A 2010 graduate of Mountlake Terrace High School, Tindall grew up in Brier before enrolling at Seattle Pacific. The junior is majoring in Integrated Education with an emphasis in social studies and language, but is also building upon her long experience in competitive gymnastics while at the school.

“I was probably in the gym when I was one week old,” she explains. “I grew up in the gym; it was my day care.” All this early exposure to gymnastics came about for one basic reason: Tindall’s mom is long-time Seattle Pacific University gymnastics coach Laurel Tindall, now in her 35th year coaching the Division II school.

“I’ve been really blessed,” Kai Tindall said of her relationship with the SPU gymnastics program. “When I was a kid, I traveled with the team. I got to watch and learn from the college girls.”  And while other gymnastics hopefuls may have trained at neighborhood or public school gyms, Tindall grew up using the facilities and equipment at Falcon Gymnastics.

It hasn’t hurt having a four-time national coach of the year as a mom either. “We don’t always get along,” Tindall said, adding that balancing the hard-driving coach-athlete relationship with the more personal nature of a mother-daughter bond has required the two to define how they communicate with each other. “At the gym I call her Laurel, not mom, and we agree not to talk about the gym when we are outside of it,” Tindall explained.

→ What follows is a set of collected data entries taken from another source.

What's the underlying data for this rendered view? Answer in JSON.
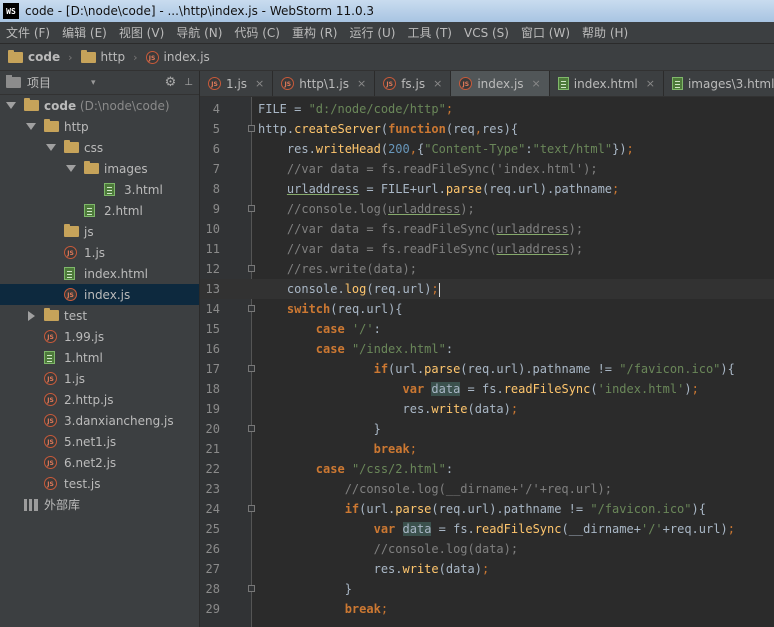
{
  "window": {
    "title": "code - [D:\\node\\code] - ...\\http\\index.js - WebStorm 11.0.3",
    "app_badge": "WS"
  },
  "menu": [
    {
      "label": "文件 (F)",
      "name": "menu-file"
    },
    {
      "label": "编辑 (E)",
      "name": "menu-edit"
    },
    {
      "label": "视图 (V)",
      "name": "menu-view"
    },
    {
      "label": "导航 (N)",
      "name": "menu-navigate"
    },
    {
      "label": "代码 (C)",
      "name": "menu-code"
    },
    {
      "label": "重构 (R)",
      "name": "menu-refactor"
    },
    {
      "label": "运行 (U)",
      "name": "menu-run"
    },
    {
      "label": "工具 (T)",
      "name": "menu-tools"
    },
    {
      "label": "VCS (S)",
      "name": "menu-vcs"
    },
    {
      "label": "窗口 (W)",
      "name": "menu-window"
    },
    {
      "label": "帮助 (H)",
      "name": "menu-help"
    }
  ],
  "breadcrumb": {
    "root": "code",
    "folder": "http",
    "file": "index.js"
  },
  "project_panel": {
    "title": "项目",
    "dropdown": "▾",
    "settings": "⚙",
    "hide": "⊥"
  },
  "tree": [
    {
      "label": "code",
      "path": " (D:\\node\\code)",
      "icon": "folder-icon",
      "arrow": "down",
      "level": 0
    },
    {
      "label": "http",
      "icon": "folder-icon",
      "arrow": "down",
      "level": 1
    },
    {
      "label": "css",
      "icon": "folder-icon",
      "arrow": "down",
      "level": 2
    },
    {
      "label": "images",
      "icon": "folder-icon",
      "arrow": "down",
      "level": 3
    },
    {
      "label": "3.html",
      "icon": "html-icon",
      "level": 4
    },
    {
      "label": "2.html",
      "icon": "html-icon",
      "level": 3
    },
    {
      "label": "js",
      "icon": "folder-icon",
      "level": 2
    },
    {
      "label": "1.js",
      "icon": "js-icon",
      "level": 2
    },
    {
      "label": "index.html",
      "icon": "html-icon",
      "level": 2
    },
    {
      "label": "index.js",
      "icon": "js-icon",
      "level": 2,
      "selected": true
    },
    {
      "label": "test",
      "icon": "folder-icon",
      "arrow": "right",
      "level": 1
    },
    {
      "label": "1.99.js",
      "icon": "js-icon",
      "level": 1
    },
    {
      "label": "1.html",
      "icon": "html-icon",
      "level": 1
    },
    {
      "label": "1.js",
      "icon": "js-icon",
      "level": 1
    },
    {
      "label": "2.http.js",
      "icon": "js-icon",
      "level": 1
    },
    {
      "label": "3.danxiancheng.js",
      "icon": "js-icon",
      "level": 1
    },
    {
      "label": "5.net1.js",
      "icon": "js-icon",
      "level": 1
    },
    {
      "label": "6.net2.js",
      "icon": "js-icon",
      "level": 1
    },
    {
      "label": "test.js",
      "icon": "js-icon",
      "level": 1
    },
    {
      "label": "外部库",
      "icon": "library-icon",
      "level": 0
    }
  ],
  "tabs": [
    {
      "label": "1.js",
      "icon": "js-icon",
      "close": "×"
    },
    {
      "label": "http\\1.js",
      "icon": "js-icon",
      "close": "×"
    },
    {
      "label": "fs.js",
      "icon": "js-icon",
      "close": "×"
    },
    {
      "label": "index.js",
      "icon": "js-icon",
      "close": "×",
      "active": true
    },
    {
      "label": "index.html",
      "icon": "html-icon",
      "close": "×"
    },
    {
      "label": "images\\3.html",
      "icon": "html-icon",
      "close": "×"
    }
  ],
  "editor": {
    "current_line": 13,
    "lines": [
      {
        "n": "4",
        "fold": false,
        "tokens": [
          [
            "",
            "FILE = "
          ],
          [
            "str",
            "\"d:/node/code/http\""
          ],
          [
            "pn",
            ";"
          ]
        ]
      },
      {
        "n": "5",
        "fold": true,
        "tokens": [
          [
            "",
            "http."
          ],
          [
            "fn",
            "createServer"
          ],
          [
            "",
            "("
          ],
          [
            "kw",
            "function"
          ],
          [
            "",
            "(req"
          ],
          [
            "pn",
            ","
          ],
          [
            "",
            "res){"
          ]
        ]
      },
      {
        "n": "6",
        "fold": false,
        "tokens": [
          [
            "",
            "    res."
          ],
          [
            "fn",
            "writeHead"
          ],
          [
            "",
            "("
          ],
          [
            "num",
            "200"
          ],
          [
            "pn",
            ","
          ],
          [
            "",
            "{"
          ],
          [
            "str",
            "\"Content-Type\""
          ],
          [
            "",
            ":"
          ],
          [
            "str",
            "\"text/html\""
          ],
          [
            "",
            "})"
          ],
          [
            "pn",
            ";"
          ]
        ]
      },
      {
        "n": "7",
        "fold": false,
        "tokens": [
          [
            "cm",
            "    //var data = fs.readFileSync('index.html');"
          ]
        ]
      },
      {
        "n": "8",
        "fold": false,
        "tokens": [
          [
            "",
            "    "
          ],
          [
            "ul",
            "urladdress"
          ],
          [
            "",
            " = FILE+url."
          ],
          [
            "fn",
            "parse"
          ],
          [
            "",
            "(req.url).pathname"
          ],
          [
            "pn",
            ";"
          ]
        ]
      },
      {
        "n": "9",
        "fold": true,
        "tokens": [
          [
            "cm",
            "    //console.log("
          ],
          [
            "cm ul",
            "urladdress"
          ],
          [
            "cm",
            ");"
          ]
        ]
      },
      {
        "n": "10",
        "fold": false,
        "tokens": [
          [
            "cm",
            "    //var data = fs.readFileSync("
          ],
          [
            "cm ul",
            "urladdress"
          ],
          [
            "cm",
            ");"
          ]
        ]
      },
      {
        "n": "11",
        "fold": false,
        "tokens": [
          [
            "cm",
            "    //var data = fs.readFileSync("
          ],
          [
            "cm ul",
            "urladdress"
          ],
          [
            "cm",
            ");"
          ]
        ]
      },
      {
        "n": "12",
        "fold": true,
        "tokens": [
          [
            "cm",
            "    //res.write(data);"
          ]
        ]
      },
      {
        "n": "13",
        "fold": false,
        "tokens": [
          [
            "",
            "    console."
          ],
          [
            "fn",
            "log"
          ],
          [
            "",
            "(req.url)"
          ],
          [
            "pn",
            ";"
          ],
          [
            "caret",
            ""
          ]
        ]
      },
      {
        "n": "14",
        "fold": true,
        "tokens": [
          [
            "",
            "    "
          ],
          [
            "kw",
            "switch"
          ],
          [
            "",
            "(req.url){"
          ]
        ]
      },
      {
        "n": "15",
        "fold": false,
        "tokens": [
          [
            "",
            "        "
          ],
          [
            "kw",
            "case"
          ],
          [
            "",
            " "
          ],
          [
            "str",
            "'/'"
          ],
          [
            "",
            ":"
          ]
        ]
      },
      {
        "n": "16",
        "fold": false,
        "tokens": [
          [
            "",
            "        "
          ],
          [
            "kw",
            "case"
          ],
          [
            "",
            " "
          ],
          [
            "str",
            "\"/index.html\""
          ],
          [
            "",
            ":"
          ]
        ]
      },
      {
        "n": "17",
        "fold": true,
        "tokens": [
          [
            "",
            "                "
          ],
          [
            "kw",
            "if"
          ],
          [
            "",
            "(url."
          ],
          [
            "fn",
            "parse"
          ],
          [
            "",
            "(req.url).pathname != "
          ],
          [
            "str",
            "\"/favicon.ico\""
          ],
          [
            "",
            "){"
          ]
        ]
      },
      {
        "n": "18",
        "fold": false,
        "tokens": [
          [
            "",
            "                    "
          ],
          [
            "kw",
            "var"
          ],
          [
            "",
            " "
          ],
          [
            "hl",
            "data"
          ],
          [
            "",
            " = fs."
          ],
          [
            "fn",
            "readFileSync"
          ],
          [
            "",
            "("
          ],
          [
            "str",
            "'index.html'"
          ],
          [
            "",
            ")"
          ],
          [
            "pn",
            ";"
          ]
        ]
      },
      {
        "n": "19",
        "fold": false,
        "tokens": [
          [
            "",
            "                    res."
          ],
          [
            "fn",
            "write"
          ],
          [
            "",
            "(data)"
          ],
          [
            "pn",
            ";"
          ]
        ]
      },
      {
        "n": "20",
        "fold": true,
        "tokens": [
          [
            "",
            "                }"
          ]
        ]
      },
      {
        "n": "21",
        "fold": false,
        "tokens": [
          [
            "",
            "                "
          ],
          [
            "kw",
            "break"
          ],
          [
            "pn",
            ";"
          ]
        ]
      },
      {
        "n": "22",
        "fold": false,
        "tokens": [
          [
            "",
            "        "
          ],
          [
            "kw",
            "case"
          ],
          [
            "",
            " "
          ],
          [
            "str",
            "\"/css/2.html\""
          ],
          [
            "",
            ":"
          ]
        ]
      },
      {
        "n": "23",
        "fold": false,
        "tokens": [
          [
            "cm",
            "            //console.log(__dirname+'/'+req.url);"
          ]
        ]
      },
      {
        "n": "24",
        "fold": true,
        "tokens": [
          [
            "",
            "            "
          ],
          [
            "kw",
            "if"
          ],
          [
            "",
            "(url."
          ],
          [
            "fn",
            "parse"
          ],
          [
            "",
            "(req.url).pathname != "
          ],
          [
            "str",
            "\"/favicon.ico\""
          ],
          [
            "",
            "){"
          ]
        ]
      },
      {
        "n": "25",
        "fold": false,
        "tokens": [
          [
            "",
            "                "
          ],
          [
            "kw",
            "var"
          ],
          [
            "",
            " "
          ],
          [
            "hl",
            "data"
          ],
          [
            "",
            " = fs."
          ],
          [
            "fn",
            "readFileSync"
          ],
          [
            "",
            "(__dirname+"
          ],
          [
            "str",
            "'/'"
          ],
          [
            "",
            "+req.url)"
          ],
          [
            "pn",
            ";"
          ]
        ]
      },
      {
        "n": "26",
        "fold": false,
        "tokens": [
          [
            "cm",
            "                //console.log(data);"
          ]
        ]
      },
      {
        "n": "27",
        "fold": false,
        "tokens": [
          [
            "",
            "                res."
          ],
          [
            "fn",
            "write"
          ],
          [
            "",
            "(data)"
          ],
          [
            "pn",
            ";"
          ]
        ]
      },
      {
        "n": "28",
        "fold": true,
        "tokens": [
          [
            "",
            "            }"
          ]
        ]
      },
      {
        "n": "29",
        "fold": false,
        "tokens": [
          [
            "",
            "            "
          ],
          [
            "kw",
            "break"
          ],
          [
            "pn",
            ";"
          ]
        ]
      }
    ]
  },
  "colors": {
    "keyword": "#cc7832",
    "string": "#6a8759",
    "comment": "#808080",
    "function": "#ffc66d",
    "number": "#6897bb",
    "selection": "#0d293e"
  }
}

“It’s a little easier now that I don’t live at home,” she added. “I’ll call her up and ask if she wants to have some mom time once in a while.”

Attending SPU is a family affair for Tindall; her dad, Dave Tindall, is the assistant vice president for Technology Services, and she also had an uncle teaching in the school’s communications department.

As a junior, Tindall will be expanding her role on the gymnastics team by competing in three events for the first time at SPU — the vault, the balance beam and the floor exercise. “I don’t do bars because of a previous shoulder surgery,” she said. The injury occurred in July 2009, which was followed less than a year later by a wrist injury when she tried to return to parallel bars competition.

“I’ve been a little injury prone,” she confessed.

This year, the gymnast has been trying to compete with shin splints, noting that “training has not been a piece of cake.” She credits the team’s assistant coaches and trainers helping her get ready for the January-April collegiate season. At the team’s opening dual meet of the year on Jan. 11, Tindall achieved scores of 8.825 on the vault and 8.900 on the floor; then on Jan. 18 at the team’s first home meet, she scored a 7.600 on the vault, 8.400 on the beam and a 9.200 on the floor.

Tindall says the floor exercise are her favorite. “It’s the most lively event, with the music and the crowd involvement,” she said.

As for life beyond competitive gymnastics, Tindall has known for some time that she will pursue elementary school teaching; “Maybe second or third grade,” she pondered. After earning her bachelor’s degree in 2014, Kai plans on returning to Seattle Pacific for a fifth year to obtain her teaching certification and a masters’ degree, both of which she is on track to accomplish.

And as for the sport she loves? “I might coach gymnastics on the side,” she said.